Leave any preconceived notions you may have of Sleeping Dogs well at the door – this game is coming out of nowhere and is certain to be on the hit list for any open-world fan this year.
The True Crime name doesn’t exactly make one think of quality, so the whole debacle regarding the game’s moniker had left me expecting little when I went out to get some hands-on time with Sleeping Dogs at the Namco Bandai offices in Sydney last week. But if there’s one thing I left with after spending a little time with the game, it was an appreciation for the details.
And that’s why you should be excited about it – the details. Usually, when a developer first tries its hand at an open-world game, it bites off more than it can chew, failing to fully appreciate how much of a chore it is to have all the game’s systems and mechanics working in tandem to create a fully-realised and varies experience. So when you can safely be playing around with the more subtle elements of the world itself, the free-form experiences and the humour, you know the devs have moved past the stage where they’re not sure whether or not they can make a game even work at all, and are well into the ‘What would make this better?’ stage.
That’s where Sleeping Dogs finds itself now, and that’s why it’s worth paying attention to.
Rather than being focused on the gunplay like most open-world games of its ilk, or on acrobatics like Assassin’s Creed or inFamous, Sleeping Dogs is centred around hand-to-hand combat, driving recklessly and a strong narrative.
You’ll typically find yourself beating up anywhere up to a dozen opponents at any given time, pulling off a myriad of environmental kills including smashing their face into a fuse box, beating their head in with a toilet seat or just ramming their torso in the top of an air vent so they’re unable to move. Rather than just being a token addition, there are very few objects in the environment you can’t use to bend, break or bash an opponent. It allows for the fairly arcade-driven fighting system to involve a healthy dose of positioning and strategy without getting lost in realism. Throw in a slightly more challenging Batman: Arkham City countering system, and it all feels solid enough to carry us through a fairly lengthy game.
That’s not to say it could necessarily thrive on the combat alone, however (what open-world game could be a full game with any one of its many mechanics though?) it doesn’t have to. It sports some rather rigid driving physics, allowing for tight turns at very high speeds (so closer to a Crackdown or Saint’s Row rather than a Grand Theft Auto). This makes the racing highly enjoyable, even if (in the one racing mission I played) the rubber-band difficulty of the AI is a little bit obvious.
While, as with any open-world game, the success or failure of the title will come down to whether or not it can be more than the sum of its parts, what time I spent with the game so far promises great core gameplay which will hopefully be tied together in a structurally sound narrative experience.
The story will take players on a violent and action-heavy romp through an incredibly well-realised Hong Kong. The streets shimmer with vibrant light, rendering one of the most high-quality oversaturated and hyper-real open worlds seen in years.

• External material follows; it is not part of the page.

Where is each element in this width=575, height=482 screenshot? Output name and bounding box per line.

Visually, it’s a feast which is a pleasure to gorge yourself on, sparking delight at top speeds and a real sense of being somewhere during an on-foot pace.
The undercover cop story aspect is likely to leave people with the feeling that there’s just a touch too much destruction being caused by one man for anyone to call him a good guy, but then again since no one has yet been able to master this divide between the player’s anarchic wish-fulfilment and creating a protagonist who isn’t simultaneously a mass-murderer, I’m willing to let Sleeping Dogs lie on this one (see what I did there?).
Bottom line: we’re all looking forward to the expected big hitters this year. We’ve got so many known quantities coming out our ears in the form of sequels, reboots and franchise extensions that it can be easy to overlook completely new IPs like this one.
But don’t.
Sleeping Dogs is looking like one of the must-play new experiences to come out this year. It has enough new going on to stand proudly in its own corner, has solid mechanics that will hopefully tie together with ease, delivers some gorgeous visuals and (I’m very pleased to report, as a fan of storytelling in games) narrative and voice acting which doesn’t make me want to consult my local doctor about options concerning assisted suicide (that’s a good thing). Keep an eye on this one. It has the potential, the pedigree and the promise of one of 2012’s best titles to come out of left field.